Lig tarihinde toplamda en çok gol atan futbolcu: Tanju Çolak (240)

Lig tarihinde en uzun süre gol yemeyen kaleci: 1978-79 sezonunda Trabzonsporlu Şenol Güneş (1112 dakika)

Lig tarihinin en uzun sezonu: 1962-63 sezonu (42 maç)

Lig tarihinin en iyi performansı: 1988-89 sezonunda 36 maçta 29 galibiyet, 6 beraberlik, 1 yenilgiyle Fenerbahçe.

Lig tarihinde en kötü performans: 1996-97 sezonunda 34 maçta 2 galibiyet 27 yenilgiyle Zeytinburnuspor.

Lig tarihinde en çok seyircili maç: 2003-2004 sezonunda Atatürk Olimpiyat Stadı'ndaki Galatasaray-Fenerbahçe maçı. (70 bin 125 kişi)

Lig tarihinde en çok gol atılan hafta: 1995-96 sezonunda 8., 1997-98 sezonunda 30. haftalar (43 gol)

Lig tarihinde en az gol atılan hafta: 1981-82 sezonu 29. hafta (4 Gol)

Lig tarihinde üst üste en çok kazanan takım: Beşiktaş (13 hafta, 1959-60 sezonunda 10-22. haftalar arası)

Lig tarihinde en uzun süre yenilen takım: 1996-97 sezonunda Zeytinburnuspor (10 maç, 25-34. haftalar arası)

Lig tarihinde en uzun süre deplasmanda maç kazanan takım: 2002-03 sezonunda 9 maçla Galatasaray.

Lig tarihinde en çok takımı yer alan il: İstanbul (15)

Lig tarihinde en uzun süre kazanamayan takım: Adanaspor (27 hafta, 2000-2001 sezonunda 8-34. haftalar arası)

Lig tarihinde en çok gol atılan sezon: 1987-88 (1032 Gol)

Lig tarihinde en az gol atılan sezon: 1973-74 (405 Gol)

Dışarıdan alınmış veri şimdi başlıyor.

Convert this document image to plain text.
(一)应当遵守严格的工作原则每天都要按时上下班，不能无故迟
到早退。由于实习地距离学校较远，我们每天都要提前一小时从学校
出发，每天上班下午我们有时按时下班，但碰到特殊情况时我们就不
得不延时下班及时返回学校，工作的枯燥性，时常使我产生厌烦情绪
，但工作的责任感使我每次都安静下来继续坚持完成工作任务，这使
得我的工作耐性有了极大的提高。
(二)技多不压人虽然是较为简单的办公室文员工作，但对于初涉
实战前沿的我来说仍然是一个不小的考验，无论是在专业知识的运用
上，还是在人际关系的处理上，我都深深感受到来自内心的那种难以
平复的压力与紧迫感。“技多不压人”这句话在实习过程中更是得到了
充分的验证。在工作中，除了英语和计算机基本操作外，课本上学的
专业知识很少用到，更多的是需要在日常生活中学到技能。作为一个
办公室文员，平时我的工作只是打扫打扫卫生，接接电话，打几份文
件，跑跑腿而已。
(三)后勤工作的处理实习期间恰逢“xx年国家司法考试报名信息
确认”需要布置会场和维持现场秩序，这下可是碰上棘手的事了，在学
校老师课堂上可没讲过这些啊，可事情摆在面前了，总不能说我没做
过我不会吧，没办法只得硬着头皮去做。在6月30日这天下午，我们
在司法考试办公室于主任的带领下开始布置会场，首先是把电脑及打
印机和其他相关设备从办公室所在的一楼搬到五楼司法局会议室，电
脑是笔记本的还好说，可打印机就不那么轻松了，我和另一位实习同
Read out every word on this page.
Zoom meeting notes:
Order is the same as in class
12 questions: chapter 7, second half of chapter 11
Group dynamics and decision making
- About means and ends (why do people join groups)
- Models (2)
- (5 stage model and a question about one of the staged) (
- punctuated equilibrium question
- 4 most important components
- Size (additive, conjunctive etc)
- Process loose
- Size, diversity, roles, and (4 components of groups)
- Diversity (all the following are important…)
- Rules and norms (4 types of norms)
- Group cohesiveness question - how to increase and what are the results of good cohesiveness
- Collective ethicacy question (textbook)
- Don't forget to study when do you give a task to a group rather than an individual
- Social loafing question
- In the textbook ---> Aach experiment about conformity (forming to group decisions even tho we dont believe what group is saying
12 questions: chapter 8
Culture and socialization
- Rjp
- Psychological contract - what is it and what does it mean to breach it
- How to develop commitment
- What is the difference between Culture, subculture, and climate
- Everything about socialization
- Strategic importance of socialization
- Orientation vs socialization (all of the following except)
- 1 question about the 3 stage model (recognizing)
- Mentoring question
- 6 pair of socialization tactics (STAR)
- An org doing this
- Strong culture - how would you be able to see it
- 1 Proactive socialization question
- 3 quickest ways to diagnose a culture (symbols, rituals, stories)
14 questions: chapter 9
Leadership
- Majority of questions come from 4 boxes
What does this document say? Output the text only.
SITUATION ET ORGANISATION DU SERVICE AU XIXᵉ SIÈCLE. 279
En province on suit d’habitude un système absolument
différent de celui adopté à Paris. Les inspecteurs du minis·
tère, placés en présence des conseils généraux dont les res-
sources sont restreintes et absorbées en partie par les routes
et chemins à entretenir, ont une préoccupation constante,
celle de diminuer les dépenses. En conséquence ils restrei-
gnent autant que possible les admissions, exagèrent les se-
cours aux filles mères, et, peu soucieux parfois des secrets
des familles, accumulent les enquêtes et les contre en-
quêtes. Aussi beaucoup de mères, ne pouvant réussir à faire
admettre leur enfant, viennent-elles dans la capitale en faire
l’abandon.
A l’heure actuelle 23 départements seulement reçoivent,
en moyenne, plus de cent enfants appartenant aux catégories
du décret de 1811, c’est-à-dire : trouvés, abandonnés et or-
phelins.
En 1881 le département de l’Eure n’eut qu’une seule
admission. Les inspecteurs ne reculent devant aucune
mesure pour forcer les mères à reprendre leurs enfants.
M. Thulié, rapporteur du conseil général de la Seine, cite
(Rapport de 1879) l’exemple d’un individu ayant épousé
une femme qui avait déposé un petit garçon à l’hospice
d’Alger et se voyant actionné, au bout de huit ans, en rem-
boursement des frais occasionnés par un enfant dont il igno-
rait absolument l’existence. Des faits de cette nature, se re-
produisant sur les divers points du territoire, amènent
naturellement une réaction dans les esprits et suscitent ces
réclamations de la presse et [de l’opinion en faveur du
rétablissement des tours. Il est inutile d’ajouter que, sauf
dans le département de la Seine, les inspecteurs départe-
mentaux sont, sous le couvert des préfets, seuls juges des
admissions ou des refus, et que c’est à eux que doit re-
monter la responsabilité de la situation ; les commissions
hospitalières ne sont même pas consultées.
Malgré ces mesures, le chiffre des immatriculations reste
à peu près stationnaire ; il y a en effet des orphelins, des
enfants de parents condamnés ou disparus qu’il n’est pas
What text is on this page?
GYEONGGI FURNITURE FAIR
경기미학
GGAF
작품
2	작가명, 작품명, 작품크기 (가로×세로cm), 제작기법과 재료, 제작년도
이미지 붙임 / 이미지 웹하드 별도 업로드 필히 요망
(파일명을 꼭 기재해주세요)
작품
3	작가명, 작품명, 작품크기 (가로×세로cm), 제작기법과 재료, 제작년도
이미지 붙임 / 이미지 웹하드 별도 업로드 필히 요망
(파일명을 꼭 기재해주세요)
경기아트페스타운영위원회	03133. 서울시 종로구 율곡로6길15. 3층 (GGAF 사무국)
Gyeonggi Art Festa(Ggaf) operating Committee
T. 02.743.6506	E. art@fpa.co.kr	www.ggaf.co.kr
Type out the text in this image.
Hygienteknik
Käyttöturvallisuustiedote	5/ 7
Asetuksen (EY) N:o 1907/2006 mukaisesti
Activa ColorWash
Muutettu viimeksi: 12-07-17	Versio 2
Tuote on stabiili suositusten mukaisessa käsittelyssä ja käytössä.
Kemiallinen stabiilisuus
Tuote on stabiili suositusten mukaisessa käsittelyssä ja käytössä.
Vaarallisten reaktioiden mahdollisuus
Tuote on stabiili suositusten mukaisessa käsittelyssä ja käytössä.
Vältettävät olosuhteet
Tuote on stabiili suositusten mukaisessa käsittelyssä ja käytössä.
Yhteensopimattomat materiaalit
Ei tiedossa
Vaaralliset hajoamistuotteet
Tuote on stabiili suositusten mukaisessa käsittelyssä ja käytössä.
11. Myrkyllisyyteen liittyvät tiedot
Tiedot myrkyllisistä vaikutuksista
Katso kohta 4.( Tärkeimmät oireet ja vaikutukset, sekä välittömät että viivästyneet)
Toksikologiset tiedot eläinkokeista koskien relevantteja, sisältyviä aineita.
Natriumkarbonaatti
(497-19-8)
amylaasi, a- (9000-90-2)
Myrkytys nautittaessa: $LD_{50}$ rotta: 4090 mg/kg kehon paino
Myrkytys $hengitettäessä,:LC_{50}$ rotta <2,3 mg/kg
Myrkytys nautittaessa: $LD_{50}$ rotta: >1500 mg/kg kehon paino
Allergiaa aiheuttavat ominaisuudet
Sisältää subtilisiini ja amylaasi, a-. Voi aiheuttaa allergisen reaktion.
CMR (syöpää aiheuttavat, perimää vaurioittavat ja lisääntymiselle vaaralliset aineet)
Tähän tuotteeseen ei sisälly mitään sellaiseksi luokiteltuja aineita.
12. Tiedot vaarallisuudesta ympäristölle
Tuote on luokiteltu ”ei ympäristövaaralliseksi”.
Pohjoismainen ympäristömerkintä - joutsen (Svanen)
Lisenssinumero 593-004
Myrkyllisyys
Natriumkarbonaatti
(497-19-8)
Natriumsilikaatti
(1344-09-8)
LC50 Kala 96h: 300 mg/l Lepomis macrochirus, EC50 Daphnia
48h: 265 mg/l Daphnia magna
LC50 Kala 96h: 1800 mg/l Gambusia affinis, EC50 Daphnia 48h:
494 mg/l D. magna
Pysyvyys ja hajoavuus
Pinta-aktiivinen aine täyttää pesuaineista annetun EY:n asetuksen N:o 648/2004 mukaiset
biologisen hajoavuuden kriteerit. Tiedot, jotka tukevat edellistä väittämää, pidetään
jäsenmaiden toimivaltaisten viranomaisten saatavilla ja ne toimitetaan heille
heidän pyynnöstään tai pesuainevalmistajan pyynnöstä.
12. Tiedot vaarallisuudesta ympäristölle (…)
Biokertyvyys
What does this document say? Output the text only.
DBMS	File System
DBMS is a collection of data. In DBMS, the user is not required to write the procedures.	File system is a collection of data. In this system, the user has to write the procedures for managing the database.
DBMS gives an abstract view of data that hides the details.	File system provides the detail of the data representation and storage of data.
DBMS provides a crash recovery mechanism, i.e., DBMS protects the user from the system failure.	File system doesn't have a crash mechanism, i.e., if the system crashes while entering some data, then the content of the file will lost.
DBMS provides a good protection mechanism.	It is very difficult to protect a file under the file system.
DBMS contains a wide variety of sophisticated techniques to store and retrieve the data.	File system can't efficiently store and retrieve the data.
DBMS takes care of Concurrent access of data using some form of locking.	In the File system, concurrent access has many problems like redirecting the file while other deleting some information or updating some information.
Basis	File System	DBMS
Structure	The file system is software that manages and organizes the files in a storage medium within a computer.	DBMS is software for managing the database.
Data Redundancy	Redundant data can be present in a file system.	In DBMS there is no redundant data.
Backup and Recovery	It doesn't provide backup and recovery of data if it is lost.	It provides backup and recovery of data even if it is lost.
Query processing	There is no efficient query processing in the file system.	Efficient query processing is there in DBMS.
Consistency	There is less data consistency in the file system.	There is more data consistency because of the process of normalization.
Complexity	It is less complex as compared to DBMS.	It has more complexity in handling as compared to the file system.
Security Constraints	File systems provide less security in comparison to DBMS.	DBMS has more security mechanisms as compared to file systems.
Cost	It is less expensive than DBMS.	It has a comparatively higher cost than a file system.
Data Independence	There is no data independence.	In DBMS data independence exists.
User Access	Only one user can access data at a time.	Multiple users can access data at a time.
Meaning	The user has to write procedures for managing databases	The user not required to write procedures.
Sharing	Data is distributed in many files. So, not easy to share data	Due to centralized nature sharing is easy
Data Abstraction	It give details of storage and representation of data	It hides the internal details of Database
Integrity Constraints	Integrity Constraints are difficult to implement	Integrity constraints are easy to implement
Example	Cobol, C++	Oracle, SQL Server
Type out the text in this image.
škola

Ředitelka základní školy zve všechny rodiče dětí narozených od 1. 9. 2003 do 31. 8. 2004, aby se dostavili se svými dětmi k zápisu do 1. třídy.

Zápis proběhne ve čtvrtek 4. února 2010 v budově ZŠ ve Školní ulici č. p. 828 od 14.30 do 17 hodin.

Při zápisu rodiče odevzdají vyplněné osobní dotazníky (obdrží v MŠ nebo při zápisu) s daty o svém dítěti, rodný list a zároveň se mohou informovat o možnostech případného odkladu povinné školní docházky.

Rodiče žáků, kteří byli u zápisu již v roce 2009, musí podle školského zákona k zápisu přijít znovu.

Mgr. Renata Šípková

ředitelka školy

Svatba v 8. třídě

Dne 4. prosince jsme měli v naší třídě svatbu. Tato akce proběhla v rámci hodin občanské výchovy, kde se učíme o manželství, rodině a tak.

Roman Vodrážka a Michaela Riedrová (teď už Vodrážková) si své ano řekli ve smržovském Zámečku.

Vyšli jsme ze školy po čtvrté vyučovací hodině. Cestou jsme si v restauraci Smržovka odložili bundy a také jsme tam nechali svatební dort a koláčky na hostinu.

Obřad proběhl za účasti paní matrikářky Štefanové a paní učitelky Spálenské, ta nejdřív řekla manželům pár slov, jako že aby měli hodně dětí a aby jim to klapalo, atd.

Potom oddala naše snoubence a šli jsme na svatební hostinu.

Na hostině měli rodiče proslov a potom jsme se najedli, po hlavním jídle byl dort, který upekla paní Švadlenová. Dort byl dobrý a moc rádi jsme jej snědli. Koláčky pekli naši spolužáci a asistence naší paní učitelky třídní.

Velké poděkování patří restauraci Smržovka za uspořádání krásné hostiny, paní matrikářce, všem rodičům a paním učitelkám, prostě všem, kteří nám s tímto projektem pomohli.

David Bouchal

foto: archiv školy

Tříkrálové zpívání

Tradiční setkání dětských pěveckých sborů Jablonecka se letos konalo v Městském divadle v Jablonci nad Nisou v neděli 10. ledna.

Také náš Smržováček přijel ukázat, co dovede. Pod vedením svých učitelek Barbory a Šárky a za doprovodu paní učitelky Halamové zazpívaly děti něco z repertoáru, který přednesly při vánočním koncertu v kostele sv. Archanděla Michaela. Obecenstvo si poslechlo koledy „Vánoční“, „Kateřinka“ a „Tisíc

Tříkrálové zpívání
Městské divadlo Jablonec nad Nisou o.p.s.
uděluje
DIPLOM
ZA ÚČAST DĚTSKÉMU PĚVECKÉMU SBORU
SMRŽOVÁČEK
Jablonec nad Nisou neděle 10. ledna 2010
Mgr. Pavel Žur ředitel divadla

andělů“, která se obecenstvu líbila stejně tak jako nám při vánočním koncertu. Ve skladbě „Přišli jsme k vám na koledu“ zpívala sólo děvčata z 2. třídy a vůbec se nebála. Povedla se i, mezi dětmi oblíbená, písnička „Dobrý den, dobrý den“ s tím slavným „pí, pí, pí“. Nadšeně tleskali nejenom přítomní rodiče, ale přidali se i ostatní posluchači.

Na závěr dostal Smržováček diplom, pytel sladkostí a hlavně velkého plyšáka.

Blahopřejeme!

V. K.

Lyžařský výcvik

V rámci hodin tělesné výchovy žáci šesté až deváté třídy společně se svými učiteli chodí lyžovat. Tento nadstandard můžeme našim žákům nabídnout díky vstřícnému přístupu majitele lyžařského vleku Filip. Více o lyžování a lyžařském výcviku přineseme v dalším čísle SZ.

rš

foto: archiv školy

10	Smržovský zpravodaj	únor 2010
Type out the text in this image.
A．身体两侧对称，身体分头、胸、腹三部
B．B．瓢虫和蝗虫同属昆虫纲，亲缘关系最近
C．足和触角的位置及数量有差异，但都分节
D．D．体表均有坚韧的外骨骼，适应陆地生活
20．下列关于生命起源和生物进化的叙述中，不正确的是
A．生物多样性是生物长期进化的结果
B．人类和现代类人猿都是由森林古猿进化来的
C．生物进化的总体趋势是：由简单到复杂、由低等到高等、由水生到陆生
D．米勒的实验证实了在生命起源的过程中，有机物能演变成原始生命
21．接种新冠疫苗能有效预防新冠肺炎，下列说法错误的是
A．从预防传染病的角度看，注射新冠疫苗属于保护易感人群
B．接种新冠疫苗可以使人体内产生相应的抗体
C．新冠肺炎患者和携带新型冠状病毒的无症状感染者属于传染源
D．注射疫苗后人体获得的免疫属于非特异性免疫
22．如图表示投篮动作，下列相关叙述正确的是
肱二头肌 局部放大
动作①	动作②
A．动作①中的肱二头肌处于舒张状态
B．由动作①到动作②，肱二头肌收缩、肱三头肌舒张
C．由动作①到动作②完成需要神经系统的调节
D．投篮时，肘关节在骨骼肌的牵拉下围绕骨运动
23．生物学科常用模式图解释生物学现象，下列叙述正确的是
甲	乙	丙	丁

Lig tarihinde gol ortalaması en yüksek sezon: 2000-2001 (Maç başına 3.32 gol)

Lig tarihinde gol ortalaması en düşük sezon: 1973-74 (Maç başına 1.69 gol)

Lig tarihinde en çok şampiyonluk gören teknik adam: Ahmet Suat Özyazıcı ve Fatih Terim (4)

Lig tarihinde en uzun süre çalışan yabancı teknik direktör: Gordon Milne (Beşiktaş'ta 6.5 sezon)

Lig tarihinde deplasmanda en uzun süre yenilmeyen takım: Galatasaray (40 maç)

Lig tarihinde en çok şampiyonluk gören futbolcu: Galatasaraylı Bülent Korkmaz (8)

Ligi yenilgisiz kapatan takımlar: 1985-86 sezonunda Galatasaray, 1991-92 sezonunda Beşiktaş.

Lig tarihinde yenilgisiz şampiyon olan takım: 1991-92 sezonunda Beşiktaş.

Lig tarihinde en çok yenilen şampiyon: 1980-81 sezonunda 7 yenilgiyle Trabzonspor.

Lig tarihinde en çok gol yiyen şampiyon: 1997-98 sezonunda 43 golle Galatasaray.

Lig tarihinde en az gol yiyen şampiyon: 1969-70 sezonunda Fenerbahçe (6)

Lig tarihinde puanı silinen ilk takım: 1981'de Beşiktaş karşısında sahadan çekilen Mersin İdmanyurdu.

Lig tarihinde en gollü beraberlikler: 1967-68 sezonunda Beşiktaş-Galatasaray, 1982-83 sezonunda Fenerbahçe-Galatasaray, 1995-96 sezonunda Samsunspor-İstanbulspor, 2000-2001 sezonunda Adanaspor-Kocaelispor, 2001-2002 sezonunda Gençlerbirliği-Diyarbakırspor, Kocaelispor-Ankaragücü (4-4)
Lig tarihinde en nötr sonucu alan takım: 1969-70 sezonunda 30 maçta 10 galibiyet, 10 beraberlik, 10 yenilgi alan, 26 gol atıp, aynı sayıda gol yiyen Beşiktaş.

-BİR SEZONDA-

Bir sezonda en çok galip gelen takımlar: 1959-60 sezonunda Beşiktaş, 1988-89 sezonunda Fenerbahçe (29)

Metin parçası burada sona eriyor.